On 2017-11-09 12:47 PM, J. Bruce Fields wrote:
> On Wed, Nov 08, 2017 at 06:40:22PM -0800, Linus Torvalds wrote:
>> Anyway, that cmovne noise makes it a bit hard to see the actual part
>> that matters (and that traps) but I'm almost certain that it's the
>> "mnt->mnt_sb->s_flags" loading that is part of calculate_f_flags()
>> when it then does
>>
>>      flags_by_sb(mnt->mnt_sb->s_flags);
>>
>> and I think mnt->mnt_sb is NULL. We know it's not 'mnt' itself that is
>> NULL, because we wouldn't have gotten this far if it was.
>>
>> Now, afaik, mnt->mnt_sb should never be NULL in the first place for a
>> proper path. And the vfs_statfs() code itself hasn't changed in a
>> while.
>>
>> Which does seem to implicate nfsd as having passed in a bad path to
>> vfs_statfs().
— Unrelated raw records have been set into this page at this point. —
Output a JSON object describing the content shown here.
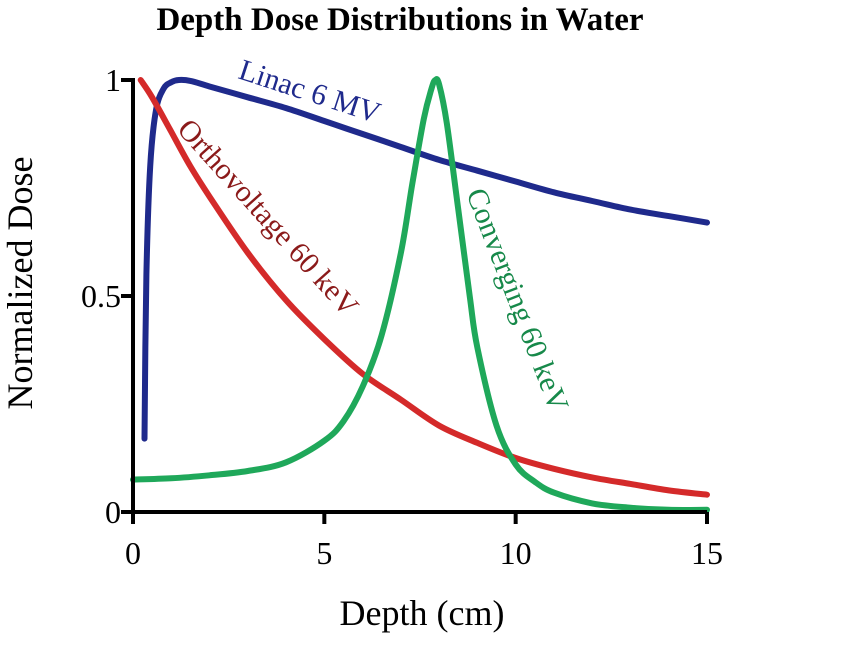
{
  "chart_data": {
    "type": "line",
    "title": "Depth Dose Distributions in Water",
    "xlabel": "Depth (cm)",
    "ylabel": "Normalized Dose",
    "xlim": [
      0,
      15
    ],
    "ylim": [
      0,
      1
    ],
    "x_ticks": [
      0,
      5,
      10,
      15
    ],
    "x_tick_labels": [
      "0",
      "5",
      "10",
      "15"
    ],
    "y_ticks": [
      0,
      0.5,
      1
    ],
    "y_tick_labels": [
      "0",
      "0.5",
      "1"
    ],
    "grid": false,
    "series": [
      {
        "name": "Linac 6 MV",
        "label": "Linac 6 MV",
        "color": "#1f2a8c",
        "x": [
          0.3,
          0.35,
          0.45,
          0.6,
          0.8,
          1.0,
          1.2,
          1.5,
          2,
          3,
          4,
          5,
          6,
          7,
          8,
          9,
          10,
          11,
          12,
          13,
          14,
          15
        ],
        "y": [
          0.17,
          0.55,
          0.8,
          0.93,
          0.98,
          0.995,
          1.0,
          0.998,
          0.985,
          0.96,
          0.935,
          0.905,
          0.875,
          0.845,
          0.815,
          0.79,
          0.765,
          0.74,
          0.72,
          0.7,
          0.685,
          0.67
        ]
      },
      {
        "name": "Orthovoltage 60 keV",
        "label": "Orthovoltage 60 keV",
        "color": "#d42a2a",
        "x": [
          0.2,
          0.5,
          1,
          1.5,
          2,
          3,
          4,
          5,
          6,
          7,
          8,
          9,
          10,
          11,
          12,
          13,
          14,
          15
        ],
        "y": [
          1.0,
          0.96,
          0.88,
          0.8,
          0.73,
          0.6,
          0.49,
          0.4,
          0.32,
          0.26,
          0.2,
          0.16,
          0.125,
          0.1,
          0.08,
          0.065,
          0.05,
          0.04
        ]
      },
      {
        "name": "Converging 60 keV",
        "label": "Converging 60 keV",
        "color": "#1fa85a",
        "x": [
          0,
          1,
          2,
          3,
          4,
          5,
          5.5,
          6,
          6.5,
          7,
          7.3,
          7.6,
          7.8,
          7.9,
          8.0,
          8.2,
          8.5,
          8.8,
          9,
          9.5,
          10,
          10.5,
          11,
          12,
          13,
          14,
          15
        ],
        "y": [
          0.075,
          0.078,
          0.085,
          0.095,
          0.115,
          0.165,
          0.21,
          0.29,
          0.41,
          0.6,
          0.76,
          0.91,
          0.98,
          1.0,
          0.99,
          0.9,
          0.7,
          0.5,
          0.38,
          0.2,
          0.11,
          0.07,
          0.045,
          0.02,
          0.01,
          0.005,
          0.005
        ]
      }
    ]
  }
}
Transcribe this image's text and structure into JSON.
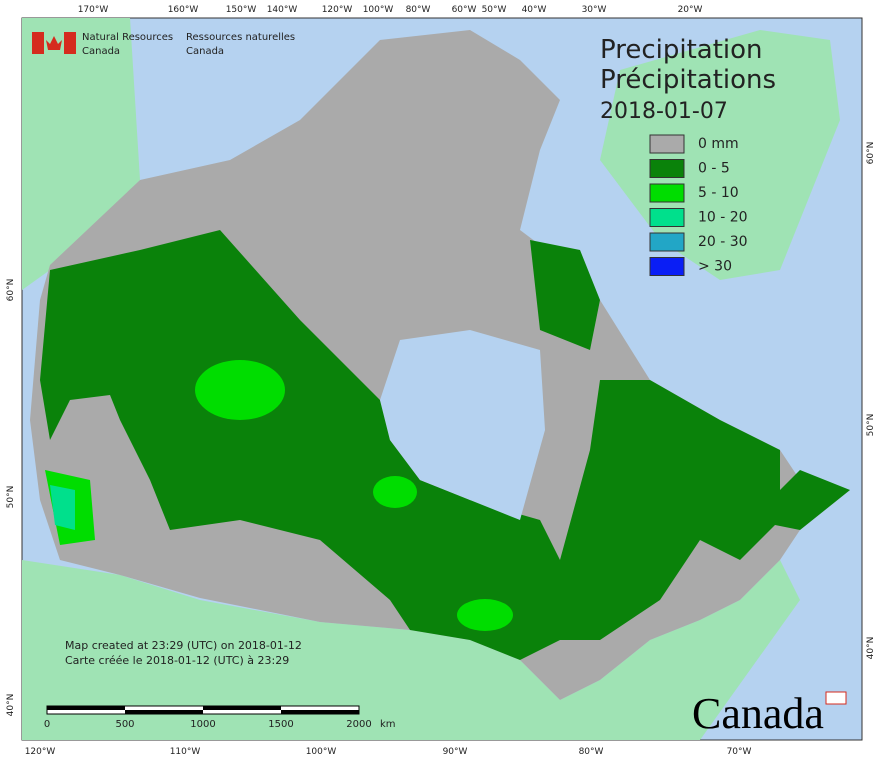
{
  "header": {
    "agency_en": [
      "Natural Resources",
      "Canada"
    ],
    "agency_fr": [
      "Ressources naturelles",
      "Canada"
    ]
  },
  "title": {
    "en": "Precipitation",
    "fr": "Précipitations",
    "date": "2018-01-07"
  },
  "legend": [
    {
      "label": "0 mm",
      "color": "#aaaaaa"
    },
    {
      "label": "0 - 5",
      "color": "#0a820a"
    },
    {
      "label": "5 - 10",
      "color": "#00dd00"
    },
    {
      "label": "10 - 20",
      "color": "#00e08c"
    },
    {
      "label": "20 - 30",
      "color": "#22a6c6"
    },
    {
      "label": "> 30",
      "color": "#0a1ef5"
    }
  ],
  "graticule": {
    "top": [
      "170°W",
      "160°W",
      "150°W",
      "140°W",
      "120°W",
      "100°W",
      "80°W",
      "60°W",
      "50°W",
      "40°W",
      "30°W",
      "20°W"
    ],
    "bottom": [
      "120°W",
      "110°W",
      "100°W",
      "90°W",
      "80°W",
      "70°W"
    ],
    "left": [
      "60°N",
      "50°N",
      "40°N"
    ],
    "right": [
      "60°N",
      "50°N",
      "40°N"
    ]
  },
  "footer": {
    "en": "Map created at 23:29 (UTC) on 2018-01-12",
    "fr": "Carte créée le 2018-01-12 (UTC) à 23:29"
  },
  "scale_bar": {
    "labels": [
      "0",
      "500",
      "1000",
      "1500",
      "2000"
    ],
    "unit": "km"
  },
  "wordmark": "Canada"
}
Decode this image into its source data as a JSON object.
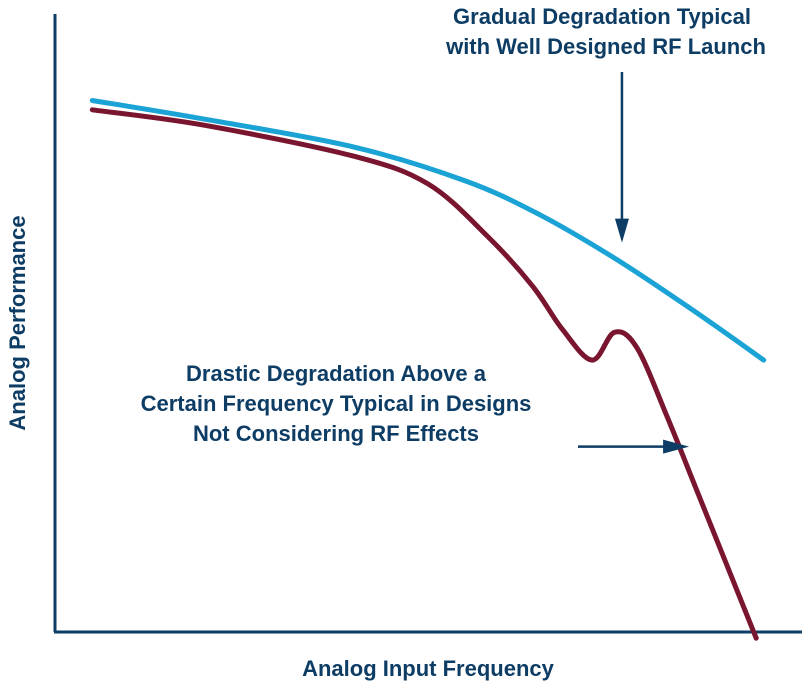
{
  "chart_data": {
    "type": "line",
    "title": "",
    "xlabel": "Analog Input Frequency",
    "ylabel": "Analog Performance",
    "xlim": [
      0,
      100
    ],
    "ylim": [
      0,
      100
    ],
    "grid": false,
    "series": [
      {
        "name": "Well Designed RF Launch",
        "color": "#1aa3d4",
        "x": [
          5,
          20,
          40,
          55,
          65,
          75,
          85,
          95
        ],
        "y": [
          86,
          83,
          78.5,
          73,
          67.5,
          60.5,
          52.5,
          44
        ]
      },
      {
        "name": "Not Considering RF Effects",
        "color": "#7a1530",
        "x": [
          5,
          20,
          40,
          50,
          58,
          64,
          68,
          72,
          75,
          78,
          82,
          86,
          90,
          94
        ],
        "y": [
          84.5,
          82,
          77,
          72.5,
          64,
          56,
          49,
          44,
          48.5,
          46,
          35,
          23,
          11,
          -1
        ]
      }
    ],
    "annotations": [
      {
        "id": "gradual",
        "lines": [
          "Gradual Degradation Typical",
          "with Well Designed RF Launch"
        ],
        "arrow": "down",
        "target": [
          76,
          63
        ]
      },
      {
        "id": "drastic",
        "lines": [
          "Drastic Degradation Above a",
          "Certain Frequency Typical in Designs",
          "Not Considering RF Effects"
        ],
        "arrow": "right",
        "target": [
          85,
          30
        ]
      }
    ]
  }
}
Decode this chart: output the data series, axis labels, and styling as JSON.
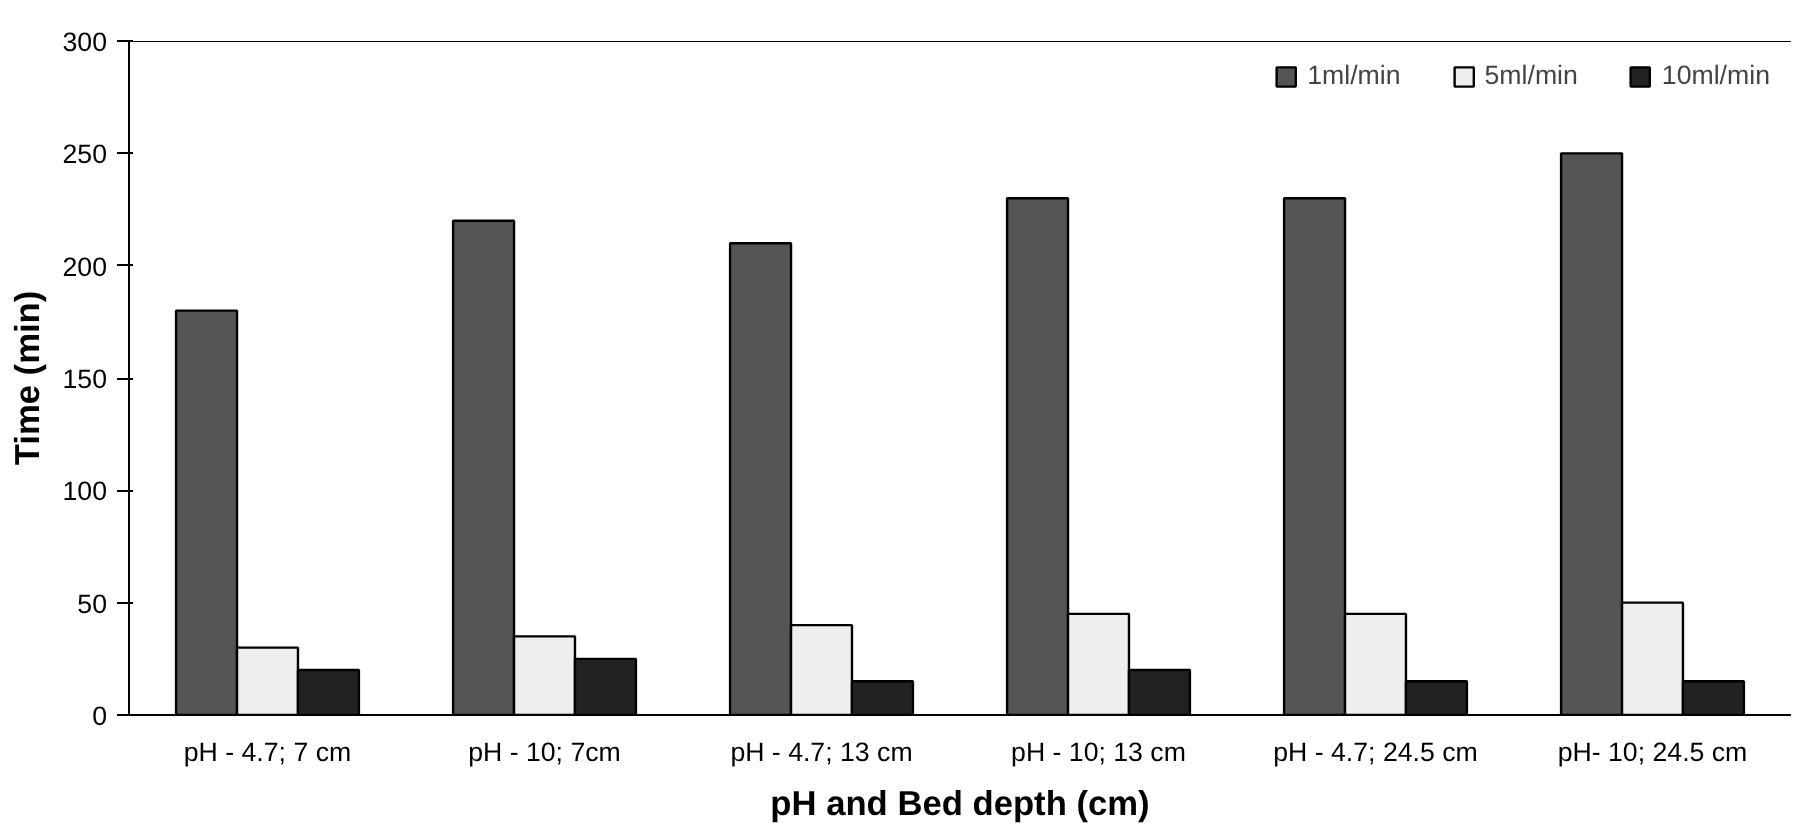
{
  "chart_data": {
    "type": "bar",
    "xlabel": "pH and Bed depth (cm)",
    "ylabel": "Time (min)",
    "categories": [
      "pH - 4.7; 7 cm",
      "pH - 10; 7cm",
      "pH - 4.7; 13 cm",
      "pH - 10; 13 cm",
      "pH - 4.7; 24.5 cm",
      "pH- 10; 24.5 cm"
    ],
    "series": [
      {
        "name": "1ml/min",
        "color": "#555555",
        "values": [
          180,
          220,
          210,
          230,
          230,
          250
        ]
      },
      {
        "name": "5ml/min",
        "color": "#eeeeee",
        "values": [
          30,
          35,
          40,
          45,
          45,
          50
        ]
      },
      {
        "name": "10ml/min",
        "color": "#222222",
        "values": [
          20,
          25,
          15,
          20,
          15,
          15
        ]
      }
    ],
    "ylim": [
      0,
      300
    ],
    "yticks": [
      0,
      50,
      100,
      150,
      200,
      250,
      300
    ],
    "grid": false,
    "legend": "top right"
  }
}
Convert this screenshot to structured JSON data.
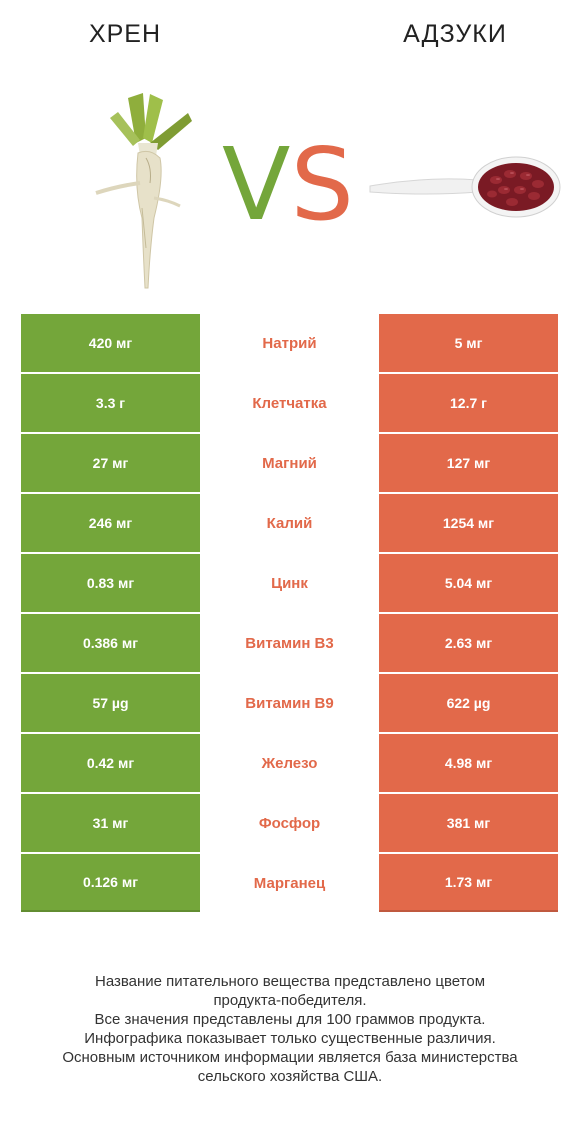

But I'm not seeing any changes in nfsd either.
>>
>> In particular, there are *no* nfsd changes in that 4.13.8..4.13.11
>> range. There is a bunch of xfs changes, though. What's the underlying
>> filesystem that you are exporting?
>>
>> But bringing in Al Viro and Bruce Fields explicitly in case they see
>> something. And Darrick, just in case it might be xfs.
> 
> Looking at https://lkml.org/lkml/2017/11/8/1086 for the actual oops...
> 
> It doesn't remind me of any known issue.
> 
> So either I'm overlooking something or the bug's elsewhere.
> 
> It sounds like you're varying *only* the server version, so there's not
> much chance that this could be triggered by changes in client behavior?
> 

We are definitely only varying the kernel on the server, nothing on the
client side is changing. The client in this case is essentially an
embedded device that we do not have a whole lot of control over.